October 31, 2009 - 4:09pm

We have no problem saving...we just need to get more aggressive at reinvesting into growth ;)

October 27, 2009 - 6:03pm

Shoemoney is great at what he does. Talent has nothing to do with hitting rock bottom, though a work ethic may do.

I think that too many people might consider the story and think the result is a given. Just because you have hit rock bottom and haven't got a pot to p*ss in, doesn't mean that everything will be OK in the end. People like to believe in movie scripts ....

October 27, 2009 - 6:24pm

Many people often gain the work ethic only AFTER they failed. My story is not all that much different than Shoemoney's. People wanted to label me a failure so I wanted to make sure I both proved them wrong and I could label them as I wish to thousands and thousands of people. And they certainly didn't win anything in that exchange ;)
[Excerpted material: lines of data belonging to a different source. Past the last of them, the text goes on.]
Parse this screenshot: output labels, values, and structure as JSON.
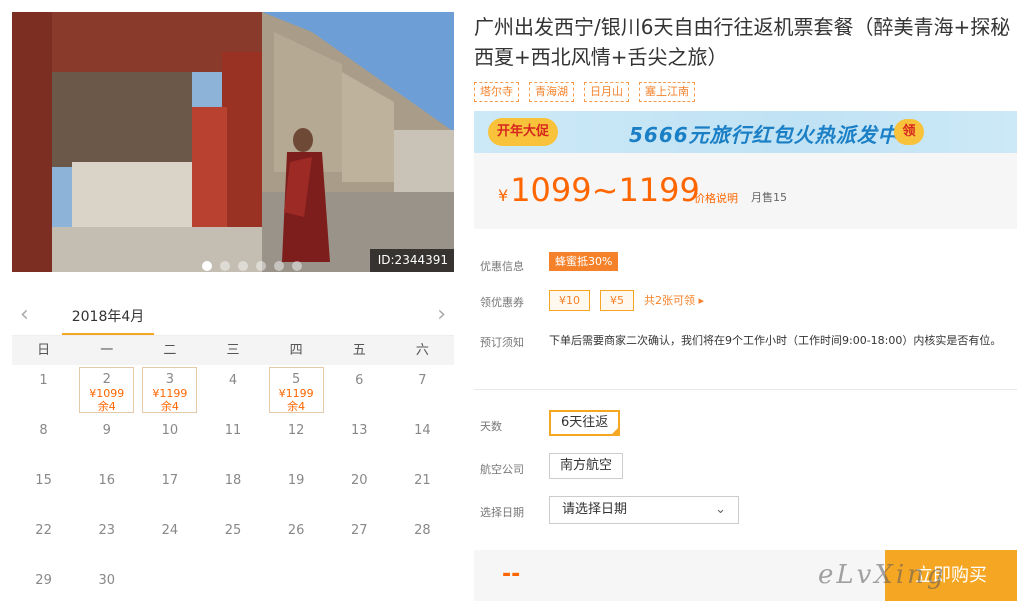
{
  "photo": {
    "id_label": "ID:2344391",
    "slides": [
      true,
      false,
      false,
      false,
      false,
      false
    ]
  },
  "calendar": {
    "prev_arrow": "‹",
    "next_arrow": "›",
    "month": "2018年4月",
    "weekdays": [
      "日",
      "一",
      "二",
      "三",
      "四",
      "五",
      "六"
    ],
    "days": [
      {
        "day": "1"
      },
      {
        "day": "2",
        "price": "¥1099",
        "remain": "余4"
      },
      {
        "day": "3",
        "price": "¥1199",
        "remain": "余4"
      },
      {
        "day": "4"
      },
      {
        "day": "5",
        "price": "¥1199",
        "remain": "余4"
      },
      {
        "day": "6"
      },
      {
        "day": "7"
      },
      {
        "day": "8"
      },
      {
        "day": "9"
      },
      {
        "day": "10"
      },
      {
        "day": "11"
      },
      {
        "day": "12"
      },
      {
        "day": "13"
      },
      {
        "day": "14"
      },
      {
        "day": "15"
      },
      {
        "day": "16"
      },
      {
        "day": "17"
      },
      {
        "day": "18"
      },
      {
        "day": "19"
      },
      {
        "day": "20"
      },
      {
        "day": "21"
      },
      {
        "day": "22"
      },
      {
        "day": "23"
      },
      {
        "day": "24"
      },
      {
        "day": "25"
      },
      {
        "day": "26"
      },
      {
        "day": "27"
      },
      {
        "day": "28"
      },
      {
        "day": "29"
      },
      {
        "day": "30"
      }
    ]
  },
  "product": {
    "title": "广州出发西宁/银川6天自由行往返机票套餐（醉美青海+探秘西夏+西北风情+舌尖之旅）",
    "tags": [
      "塔尔寺",
      "青海湖",
      "日月山",
      "塞上江南"
    ]
  },
  "promo": {
    "badge": "开年大促",
    "text": "5666元旅行红包火热派发中",
    "button": "领"
  },
  "price": {
    "currency": "¥",
    "range": "1099~1199",
    "note": "价格说明",
    "monthly_sales": "月售15"
  },
  "info": {
    "discount_label": "优惠信息",
    "discount_badge": "蜂蜜抵30%",
    "coupon_label": "领优惠券",
    "coupons": [
      "¥10",
      "¥5"
    ],
    "coupon_more": "共2张可领 ▸",
    "notice_label": "预订须知",
    "notice_text": "下单后需要商家二次确认，我们将在9个工作小时（工作时间9:00-18:00）内核实是否有位。"
  },
  "options": {
    "days_label": "天数",
    "days_value": "6天往返",
    "airline_label": "航空公司",
    "airline_value": "南方航空",
    "date_label": "选择日期",
    "date_placeholder": "请选择日期"
  },
  "buy": {
    "price_placeholder": "--",
    "button": "立即购买"
  },
  "watermark": "eLvXing"
}
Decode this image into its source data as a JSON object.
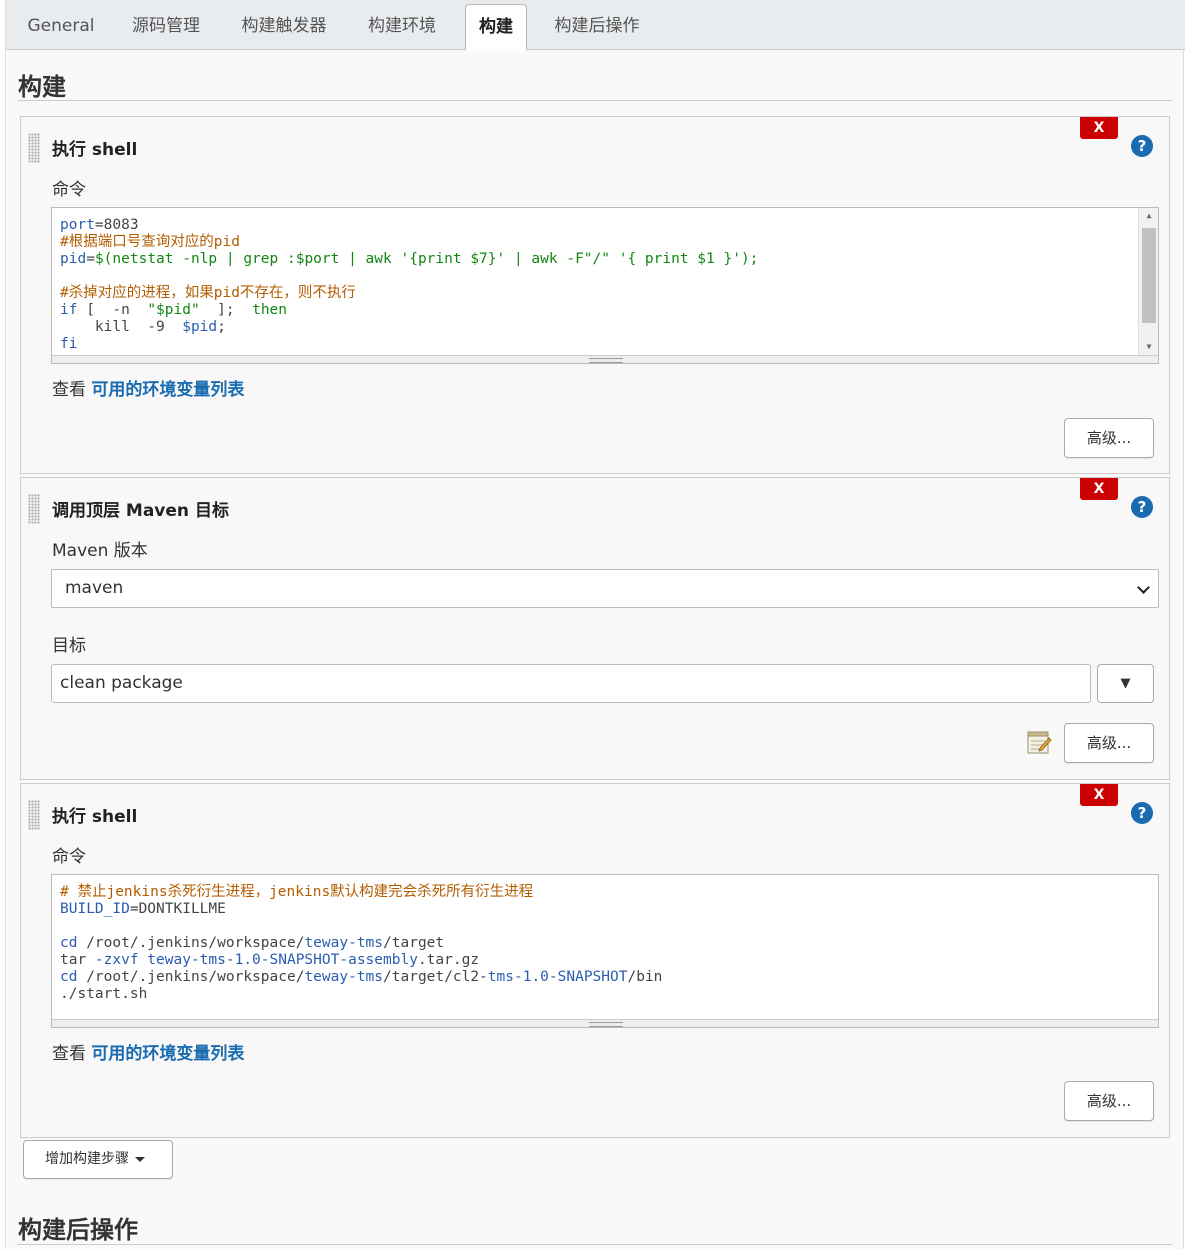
{
  "tabs": [
    {
      "label": "General"
    },
    {
      "label": "源码管理"
    },
    {
      "label": "构建触发器"
    },
    {
      "label": "构建环境"
    },
    {
      "label": "构建"
    },
    {
      "label": "构建后操作"
    }
  ],
  "active_tab": "构建",
  "build_section": {
    "title": "构建"
  },
  "post_build_section": {
    "title": "构建后操作"
  },
  "steps": [
    {
      "title": "执行 shell",
      "delete_label": "X",
      "help_label": "?",
      "command_label": "命令",
      "env_prefix": "查看",
      "env_link": "可用的环境变量列表",
      "advanced_label": "高级...",
      "code_lines": [
        "port=8083",
        "#根据端口号查询对应的pid",
        "pid=$(netstat -nlp | grep :$port | awk '{print $7}' | awk -F\"/\" '{ print $1 }');",
        "",
        "#杀掉对应的进程，如果pid不存在，则不执行",
        "if [  -n  \"$pid\"  ];  then",
        "    kill  -9  $pid;",
        "fi"
      ]
    },
    {
      "title": "调用顶层 Maven 目标",
      "delete_label": "X",
      "help_label": "?",
      "maven_version_label": "Maven 版本",
      "maven_version_value": "maven",
      "goals_label": "目标",
      "goals_value": "clean package",
      "advanced_label": "高级..."
    },
    {
      "title": "执行 shell",
      "delete_label": "X",
      "help_label": "?",
      "command_label": "命令",
      "env_prefix": "查看",
      "env_link": "可用的环境变量列表",
      "advanced_label": "高级...",
      "code_lines": [
        "# 禁止jenkins杀死衍生进程，jenkins默认构建完会杀死所有衍生进程",
        "BUILD_ID=DONTKILLME",
        "",
        "cd /root/.jenkins/workspace/teway-tms/target",
        "tar -zxvf teway-tms-1.0-SNAPSHOT-assembly.tar.gz",
        "cd /root/.jenkins/workspace/teway-tms/target/cl2-tms-1.0-SNAPSHOT/bin",
        "./start.sh"
      ]
    }
  ],
  "add_step_label": "增加构建步骤",
  "colors": {
    "delete": "#cc0000",
    "help": "#1a6bb0",
    "link": "#1a6bb0",
    "code_comment": "#b35c00",
    "code_keyword": "#2a5db0",
    "code_string": "#118811"
  },
  "icons": {
    "delete": "close-x-icon",
    "help": "help-question-icon",
    "grip": "drag-grip-icon",
    "notepad": "notepad-edit-icon",
    "dropdown": "chevron-down-icon"
  }
}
And for some people work ethic alone is not enough to succeed. Sometimes people need someone to tell them "you are a failure" to motivate them...those are some of the most motivating words a person can ever hear, for that type of person anyhow.

October 28, 2009 - 4:29am

Agree with you Aaron about money. I find people who eek out every red cent for their business incredibly tiresome people, self-promoting in every corner of the web. Good luck to them, but it's not for me, and I find them to be rather annoying people. Perhaps even shoemoney sort-of fits that description, but he does have plenty of substance behind his self-promotion. 99% of others are empty vessels.

It's not all about money. I'm a self employed website developer/SEO and I love what I do, and I can work anywhere in the world (have worked in Japan, Thailand, UK, Australia). I work my own hours. I have autonomy, variety and creativity in my work. I could earn more if I was ruthless and self-promoting, and squeezed every possible penny out of my customers. And being that money focused would bore me to tears, and no doubt start to actually annoy my customers too.

November 5, 2009 - 10:56pm

That was definitely worth sharing. Thanks!